Ultima verba

La résurrection de Demofoonte, troisième opéra d’un Gluck pas encore trentenaire, composé pour Milan sur un brillant livret de Métastase, fut l’ultime souci d’Alan Curtis. Si la mort ne l’avait pris neuf mois après l’enregistrement qu’il en boucla en novembre 2014, nul doute qu’il aurait poursuivi sa réhabilitation systématique des ouvrages méconnus de l’auteur d’Orphée et Eurydice commencé trois années auparavant avec l’exhumation d’Ezio.

Le maître d’œuvre disparu, ce n’est donc pas Warner qui publie ce Demofoonte stupéfiant d’invention, mais Brilliant Classics. Grand seria alignant des airs plus expressifs que virtuoses, où Gluck prend ses distances avec l’opéra à effets issu de la tradition vénitienne comme avec les productions pyrotechniques importées sur toutes les scènes de la péninsule par Naples et ses castrats, Demofoonte serait-il le chef-d’œuvre de cette première manière ?

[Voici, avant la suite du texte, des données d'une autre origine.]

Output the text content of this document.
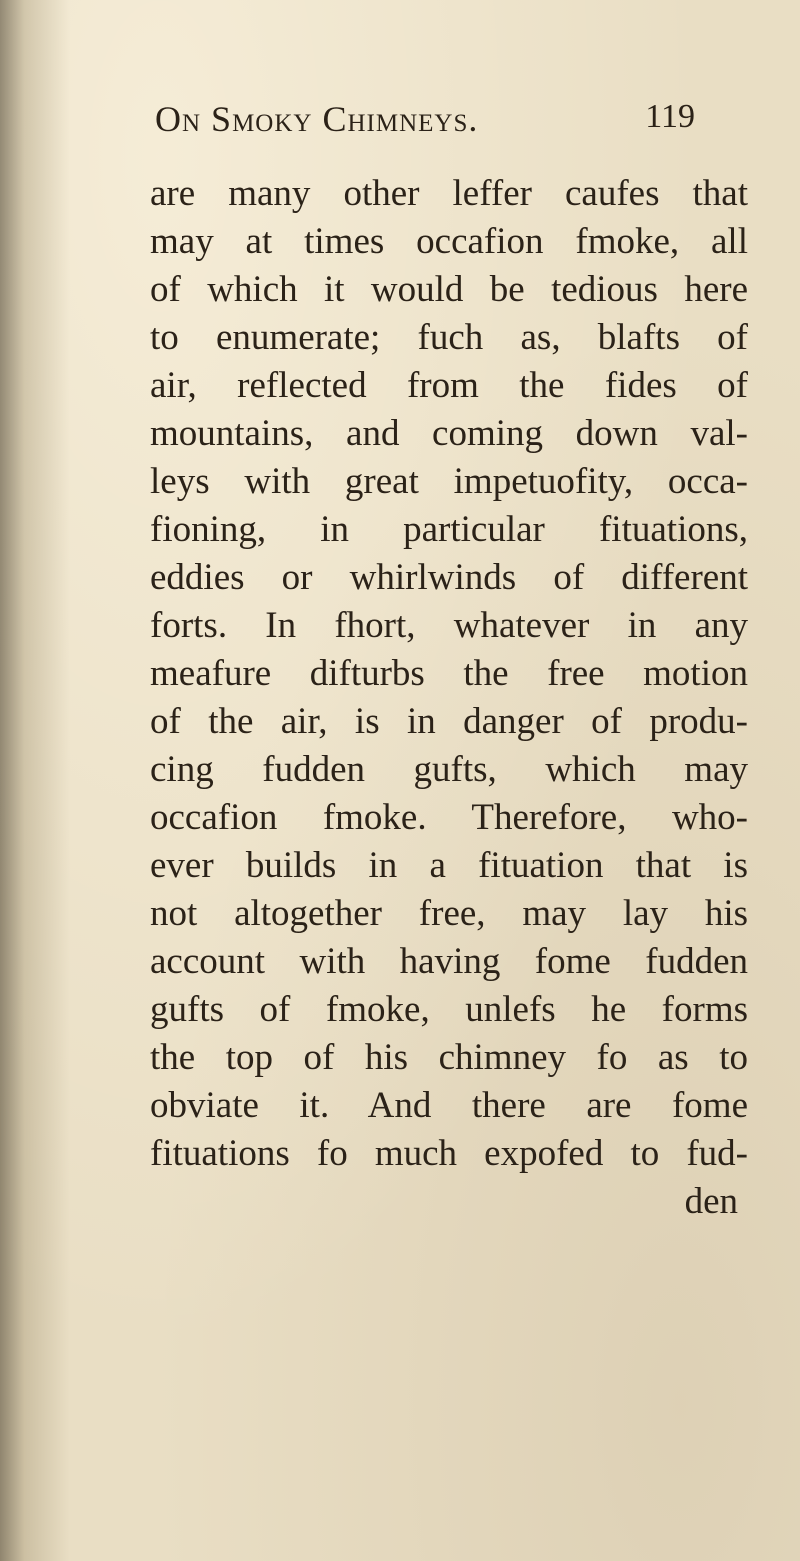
On Smoky Chimneys.	119
are many other leffer caufes that
may at times occafion fmoke, all
of which it would be tedious here
to enumerate; fuch as, blafts of
air, reflected from the fides of
mountains, and coming down val-
leys with great impetuofity, occa-
fioning, in particular fituations,
eddies or whirlwinds of different
forts. In fhort, whatever in any
meafure difturbs the free motion
of the air, is in danger of produ-
cing fudden gufts, which may
occafion fmoke. Therefore, who-
ever builds in a fituation that is
not altogether free, may lay his
account with having fome fudden
gufts of fmoke, unlefs he forms
the top of his chimney fo as to
obviate it. And there are fome
fituations fo much expofed to fud-
den
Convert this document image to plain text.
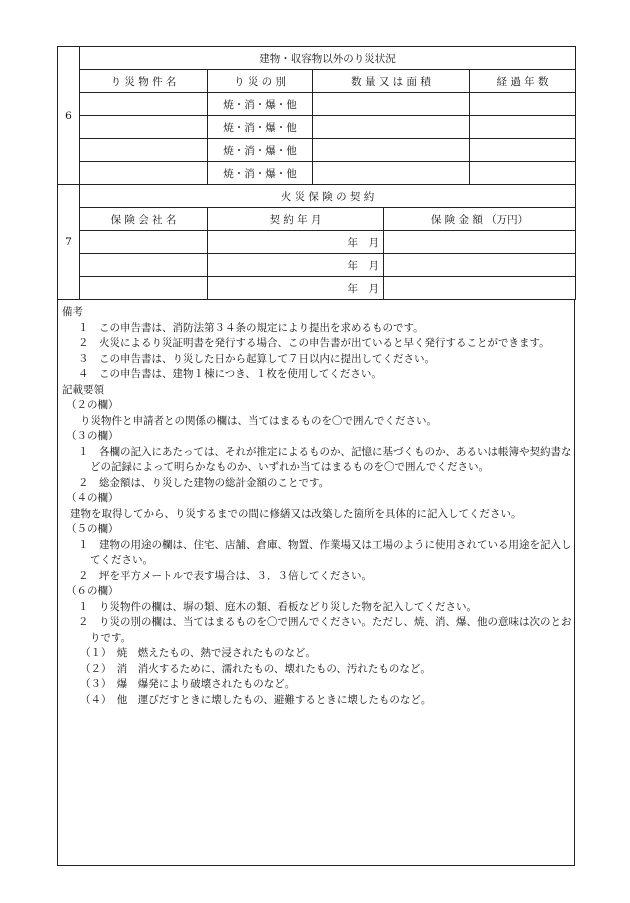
6	建物・収容物以外のり災状況				
	り 災 物 件 名	り 災 の 別	数 量 又 は 面 積		経 過 年 数
		焼・消・爆・他			
		焼・消・爆・他			
		焼・消・爆・他			
		焼・消・爆・他			
7	火 災 保 険 の 契 約				
	保 険 会 社 名	契 約 年 月		保 険 金 額 （万円）	
		年　月			
		年　月			
		年　月			

備考

１　この申告書は、消防法第３４条の規定により提出を求めるものです。

２　火災によるり災証明書を発行する場合、この申告書が出ていると早く発行することができます。

３　この申告書は、り災した日から起算して７日以内に提出してください。

４　この申告書は、建物１棟につき、１枚を使用してください。

記載要領

（２の欄）

り災物件と申請者との関係の欄は、当てはまるものを〇で囲んでください。

（３の欄）

１　各欄の記入にあたっては、それが推定によるものか、記憶に基づくものか、あるいは帳簿や契約書などの記録によって明らかなものか、いずれか当てはまるものを〇で囲んでください。

２　総金額は、り災した建物の総計金額のことです。

（４の欄）

建物を取得してから、り災するまでの間に修繕又は改築した箇所を具体的に記入してください。

（５の欄）

１　建物の用途の欄は、住宅、店舗、倉庫、物置、作業場又は工場のように使用されている用途を記入してください。

２　坪を平方メートルで表す場合は、３．３倍してください。

（６の欄）

１　り災物件の欄は、塀の類、庭木の類、看板などり災した物を記入してください。

２　り災の別の欄は、当てはまるものを〇で囲んでください。ただし、焼、消、爆、他の意味は次のとおりです。

（１）　焼　燃えたもの、熱で浸されたものなど。

（２）　消　消火するために、濡れたもの、壊れたもの、汚れたものなど。

（３）　爆　爆発により破壊されたものなど。

（４）　他　運びだすときに壊したもの、避難するときに壊したものなど。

On le saura le jour où les autres opéras pour les théâtres italiens, Artaserse, Demetrio, Il Tigrane, La Sofonisba, Ipermnestra, Poro ou Ippolito seront enregistrés dignement. L’intérêt soutenu que Carestini porta à Demofoonte – il imposa l’ouvrage sur plusieurs scènes – prouve bien que Gluck avait écrit ici un opéra renouvelant le genre.

Mais qui pour chanter le rôle admirable de Timante que Gluck écrivit pour Carestini ? Un quasi inconnu lorsque Alan Curtis envisagea d’enregistrer l’ouvrage après qu’il en avait écrit les récitatifs qui manquaient à l’exemplaire conservé à la Bibliothèque Nationale, la plus complète des sources pourtant. Aryeh Nussbaum Cohen n’avait que dix-neuf ans lorsqu’il entonna le premier air de Timante, voix longue et intense, à l’aigu renversant, virtuose et sensible à la fois, où passe dans le timbre le souvenir de celle de Russell Oberlin.

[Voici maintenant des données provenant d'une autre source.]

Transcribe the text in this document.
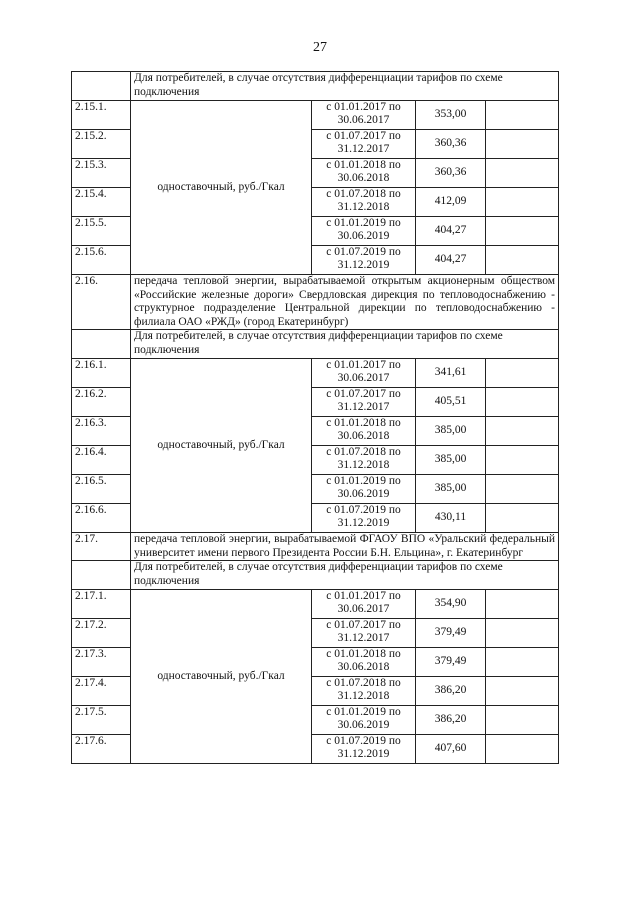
27
	Для потребителей, в случае отсутствия дифференциации тарифов по схеме подключения			
2.15.1.	одноставочный, руб./Гкал	с 01.01.2017 по 30.06.2017	353,00	
2.15.2.		с 01.07.2017 по 31.12.2017	360,36	
2.15.3.		с 01.01.2018 по 30.06.2018	360,36	
2.15.4.		с 01.07.2018 по 31.12.2018	412,09	
2.15.5.		с 01.01.2019 по 30.06.2019	404,27	
2.15.6.		с 01.07.2019 по 31.12.2019	404,27	
2.16.	передача тепловой энергии, вырабатываемой открытым акционерным обществом «Российские железные дороги» Свердловская дирекция по тепловодоснабжению - структурное подразделение Центральной дирекции по тепловодоснабжению - филиала ОАО «РЖД» (город Екатеринбург)			
	Для потребителей, в случае отсутствия дифференциации тарифов по схеме подключения			
2.16.1.	одноставочный, руб./Гкал	с 01.01.2017 по 30.06.2017	341,61	
2.16.2.		с 01.07.2017 по 31.12.2017	405,51	
2.16.3.		с 01.01.2018 по 30.06.2018	385,00	
2.16.4.		с 01.07.2018 по 31.12.2018	385,00	
2.16.5.		с 01.01.2019 по 30.06.2019	385,00	
2.16.6.		с 01.07.2019 по 31.12.2019	430,11	
2.17.	передача тепловой энергии, вырабатываемой ФГАОУ ВПО «Уральский федеральный университет имени первого Президента России Б.Н. Ельцина», г. Екатеринбург			
	Для потребителей, в случае отсутствия дифференциации тарифов по схеме подключения			
2.17.1.	одноставочный, руб./Гкал	с 01.01.2017 по 30.06.2017	354,90	
2.17.2.		с 01.07.2017 по 31.12.2017	379,49	
2.17.3.		с 01.01.2018 по 30.06.2018	379,49	
2.17.4.		с 01.07.2018 по 31.12.2018	386,20	
2.17.5.		с 01.01.2019 по 30.06.2019	386,20	
2.17.6.		с 01.07.2019 по 31.12.2019	407,60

Ce n’est pas la moindre surprise d’un enregistrement de bout en bout magnifique où les révélations – ce Timante, mais aussi la Dircea lyrique de Sylvia Schwartz – côtoient des voix mieux connues et fidèles aux aventures d’Alan Curtis, de la Creusa émouvante d’Ann Hallenberg au Cherinto ardent de Romina Basso, en passant par le Matusio tranchant de Vittorio Prato, Colin Balzer ne faisant qu’une bouchée du rôle-titre.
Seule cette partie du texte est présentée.